Ma Xiuli, Zhou Guangyu, Shang Jingbo, Wang Jingjing, Peng Jian, Han Jiawei
1 Key Laboratory of Machine Perception (MOE), School of EECS, Peking University , Beijing, China .
2 Department of Computer Science, University of California , Los Angeles, California.
J Comput Biol. 2017 Sep;24(9):923-941. doi: 10.1089/cmb.2017.0037. Epub 2017 Jun 1.
Protein-protein interaction (PPI) networks, providing a comprehensive landscape of protein interaction patterns, enable us to explore biological processes and cellular components at multiple resolutions. For a biological process, a number of proteins need to work together to perform a job. Proteins densely interact with each other, forming large molecular machines or cellular building blocks. Identification of such densely interconnected clusters or protein complexes from PPI networks enables us to obtain a better understanding of the hierarchy and organization of biological processes and cellular components. However, most existing graph clustering algorithms on PPI networks often cannot effectively detect densely connected subgraphs and overlapped subgraphs. In this article, we formulate the problem of complex detection as diversified dense subgraph mining and introduce a novel approximation algorithm to efficiently enumerate putative protein complexes from biological networks. The key insight of our algorithm is that instead of enumerating all dense subgraphs, we only need to find a small diverse subset of subgraphs that cover as many proteins as possible. The problem is modeled as finding a diverse set of maximal dense subgraphs where we develop highly effective pruning techniques to guarantee efficiency. To scale up to large networks, we devise a divide-and-conquer approach to speed up the algorithm in a distributed manner. By comparing with existing clustering and dense subgraph-based algorithms on several yeast and human PPI networks, we demonstrate that our method can detect more putative protein complexes and achieves better prediction accuracy.
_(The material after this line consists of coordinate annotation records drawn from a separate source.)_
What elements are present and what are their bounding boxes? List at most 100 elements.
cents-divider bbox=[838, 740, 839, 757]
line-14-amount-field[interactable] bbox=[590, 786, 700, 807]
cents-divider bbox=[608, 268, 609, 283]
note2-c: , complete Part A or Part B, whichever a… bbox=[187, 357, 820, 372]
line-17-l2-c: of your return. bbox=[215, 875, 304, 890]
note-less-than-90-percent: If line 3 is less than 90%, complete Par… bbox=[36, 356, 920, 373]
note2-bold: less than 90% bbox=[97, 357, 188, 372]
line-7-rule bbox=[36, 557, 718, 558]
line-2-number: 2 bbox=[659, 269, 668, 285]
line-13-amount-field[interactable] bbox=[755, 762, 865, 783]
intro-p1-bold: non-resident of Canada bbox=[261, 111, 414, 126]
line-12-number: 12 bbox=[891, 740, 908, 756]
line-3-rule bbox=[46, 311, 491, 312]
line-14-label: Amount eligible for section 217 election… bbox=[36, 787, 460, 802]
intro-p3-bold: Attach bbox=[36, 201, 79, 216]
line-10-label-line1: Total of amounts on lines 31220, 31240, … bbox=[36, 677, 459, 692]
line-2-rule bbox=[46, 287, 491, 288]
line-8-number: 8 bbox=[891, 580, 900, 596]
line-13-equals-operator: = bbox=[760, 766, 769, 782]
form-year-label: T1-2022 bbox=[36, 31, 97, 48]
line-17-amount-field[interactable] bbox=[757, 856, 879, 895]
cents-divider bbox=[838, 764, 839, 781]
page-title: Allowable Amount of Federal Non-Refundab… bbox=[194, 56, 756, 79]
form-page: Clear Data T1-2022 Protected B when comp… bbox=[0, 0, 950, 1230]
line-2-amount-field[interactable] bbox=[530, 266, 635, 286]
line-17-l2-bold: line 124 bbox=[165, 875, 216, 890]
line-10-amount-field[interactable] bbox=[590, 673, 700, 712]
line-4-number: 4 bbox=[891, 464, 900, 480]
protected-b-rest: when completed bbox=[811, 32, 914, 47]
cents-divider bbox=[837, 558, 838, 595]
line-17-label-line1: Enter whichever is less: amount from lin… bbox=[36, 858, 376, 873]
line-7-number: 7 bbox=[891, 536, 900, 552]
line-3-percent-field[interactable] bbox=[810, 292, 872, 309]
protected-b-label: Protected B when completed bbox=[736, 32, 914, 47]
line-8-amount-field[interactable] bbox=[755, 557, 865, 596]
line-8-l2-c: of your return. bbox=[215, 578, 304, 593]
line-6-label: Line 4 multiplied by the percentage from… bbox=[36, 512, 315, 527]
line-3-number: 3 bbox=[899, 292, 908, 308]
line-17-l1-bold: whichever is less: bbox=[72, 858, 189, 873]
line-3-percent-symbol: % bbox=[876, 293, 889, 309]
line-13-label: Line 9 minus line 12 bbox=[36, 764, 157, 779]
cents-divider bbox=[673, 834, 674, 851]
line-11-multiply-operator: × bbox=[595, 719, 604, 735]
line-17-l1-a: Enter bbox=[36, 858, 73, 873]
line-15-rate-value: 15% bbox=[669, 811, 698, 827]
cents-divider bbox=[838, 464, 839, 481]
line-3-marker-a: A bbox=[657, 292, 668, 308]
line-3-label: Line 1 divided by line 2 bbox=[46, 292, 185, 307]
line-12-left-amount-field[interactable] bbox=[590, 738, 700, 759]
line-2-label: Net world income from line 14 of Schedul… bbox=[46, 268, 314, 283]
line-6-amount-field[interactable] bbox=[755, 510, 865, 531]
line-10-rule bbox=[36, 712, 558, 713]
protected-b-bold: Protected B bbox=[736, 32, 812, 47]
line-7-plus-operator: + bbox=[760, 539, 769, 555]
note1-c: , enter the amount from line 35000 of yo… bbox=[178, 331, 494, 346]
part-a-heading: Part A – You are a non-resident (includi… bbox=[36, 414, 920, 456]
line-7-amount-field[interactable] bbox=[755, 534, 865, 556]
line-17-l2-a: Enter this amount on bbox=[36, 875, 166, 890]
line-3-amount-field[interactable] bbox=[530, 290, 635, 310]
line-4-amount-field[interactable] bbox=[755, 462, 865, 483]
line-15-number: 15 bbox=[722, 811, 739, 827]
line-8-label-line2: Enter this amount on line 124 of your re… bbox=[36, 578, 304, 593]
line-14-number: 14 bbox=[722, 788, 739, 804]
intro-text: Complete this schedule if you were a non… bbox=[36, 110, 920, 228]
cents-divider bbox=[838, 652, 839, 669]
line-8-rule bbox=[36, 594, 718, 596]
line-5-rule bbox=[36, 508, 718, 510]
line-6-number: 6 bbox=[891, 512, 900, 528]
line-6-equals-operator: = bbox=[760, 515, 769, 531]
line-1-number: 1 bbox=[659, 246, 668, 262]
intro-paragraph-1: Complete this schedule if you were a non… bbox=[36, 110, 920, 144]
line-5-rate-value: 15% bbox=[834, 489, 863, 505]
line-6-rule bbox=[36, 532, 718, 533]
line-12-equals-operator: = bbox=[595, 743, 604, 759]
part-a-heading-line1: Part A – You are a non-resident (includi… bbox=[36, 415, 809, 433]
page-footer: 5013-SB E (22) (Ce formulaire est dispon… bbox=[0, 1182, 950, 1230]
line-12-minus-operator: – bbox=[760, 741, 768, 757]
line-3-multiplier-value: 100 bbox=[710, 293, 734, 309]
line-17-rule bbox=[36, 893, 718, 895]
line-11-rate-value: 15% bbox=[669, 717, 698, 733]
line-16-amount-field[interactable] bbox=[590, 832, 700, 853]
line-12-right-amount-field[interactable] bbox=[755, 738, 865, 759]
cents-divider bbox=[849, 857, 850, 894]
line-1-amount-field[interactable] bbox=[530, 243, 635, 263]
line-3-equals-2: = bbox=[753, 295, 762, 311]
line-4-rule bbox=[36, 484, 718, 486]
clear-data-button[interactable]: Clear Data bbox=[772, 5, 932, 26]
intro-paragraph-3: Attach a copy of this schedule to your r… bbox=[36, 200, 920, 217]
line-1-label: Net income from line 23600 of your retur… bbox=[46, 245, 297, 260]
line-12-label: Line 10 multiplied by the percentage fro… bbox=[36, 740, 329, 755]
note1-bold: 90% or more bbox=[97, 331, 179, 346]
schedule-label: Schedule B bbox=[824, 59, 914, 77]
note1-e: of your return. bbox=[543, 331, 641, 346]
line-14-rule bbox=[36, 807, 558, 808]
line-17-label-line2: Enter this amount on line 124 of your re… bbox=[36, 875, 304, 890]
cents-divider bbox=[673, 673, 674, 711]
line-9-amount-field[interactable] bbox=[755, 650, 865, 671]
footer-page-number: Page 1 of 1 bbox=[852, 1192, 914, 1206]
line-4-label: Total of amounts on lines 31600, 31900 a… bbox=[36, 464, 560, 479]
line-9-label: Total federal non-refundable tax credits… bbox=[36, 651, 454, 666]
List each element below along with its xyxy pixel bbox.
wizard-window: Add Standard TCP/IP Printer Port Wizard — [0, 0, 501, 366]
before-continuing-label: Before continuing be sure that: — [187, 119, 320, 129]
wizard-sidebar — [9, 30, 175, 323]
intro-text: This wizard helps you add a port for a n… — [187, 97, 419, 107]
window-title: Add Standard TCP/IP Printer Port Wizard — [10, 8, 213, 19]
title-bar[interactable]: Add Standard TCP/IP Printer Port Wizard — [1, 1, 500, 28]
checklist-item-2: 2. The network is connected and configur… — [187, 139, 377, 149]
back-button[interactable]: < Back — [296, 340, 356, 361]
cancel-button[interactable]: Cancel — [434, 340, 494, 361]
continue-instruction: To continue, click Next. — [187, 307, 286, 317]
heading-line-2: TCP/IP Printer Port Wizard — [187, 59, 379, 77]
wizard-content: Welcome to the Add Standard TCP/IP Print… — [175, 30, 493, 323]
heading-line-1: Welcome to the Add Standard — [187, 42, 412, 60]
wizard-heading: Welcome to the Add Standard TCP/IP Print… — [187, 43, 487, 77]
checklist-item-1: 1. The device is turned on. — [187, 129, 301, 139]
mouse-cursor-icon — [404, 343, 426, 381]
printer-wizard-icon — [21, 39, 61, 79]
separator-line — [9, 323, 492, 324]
蛋白质-蛋白质相互作用(PPI)网络提供了蛋白质相互作用模式的全面图景,使我们能够在多个分辨率下探索生物过程和细胞成分。对于一个生物过程,许多蛋白质需要协同工作来完成一项任务。蛋白质之间紧密相互作用,形成大分子机器或细胞构建模块。从PPI网络中识别出这些紧密相连的簇或蛋白质复合物,能够使我们更好地理解生物过程和细胞成分的层次结构与组织方式。然而,大多数现有的关于PPI网络的图聚类算法往往无法有效地检测到紧密连接的子图和重叠子图。在本文中,我们将复杂检测问题表述为多样化的密集子图挖掘,并引入一种新颖的近似算法,以有效地从生物网络中枚举假定的蛋白质复合物。我们算法的关键见解在于,不是枚举所有的密集子图,而是只需要找到一个小的多样化子图子集,使其覆盖尽可能多的蛋白质。该问题被建模为寻找一组多样化的最大密集子图,在此过程中我们开发了高效的剪枝技术以保证效率。为了扩展到大型网络,我们设计了一种分治方法,以分布式方式加速算法。通过在几个酵母和人类PPI网络上与现有的聚类算法和基于密集子图的算法进行比较,我们证明了我们的方法能够检测到更多的假定蛋白质复合物,并取得更好的预测准确性。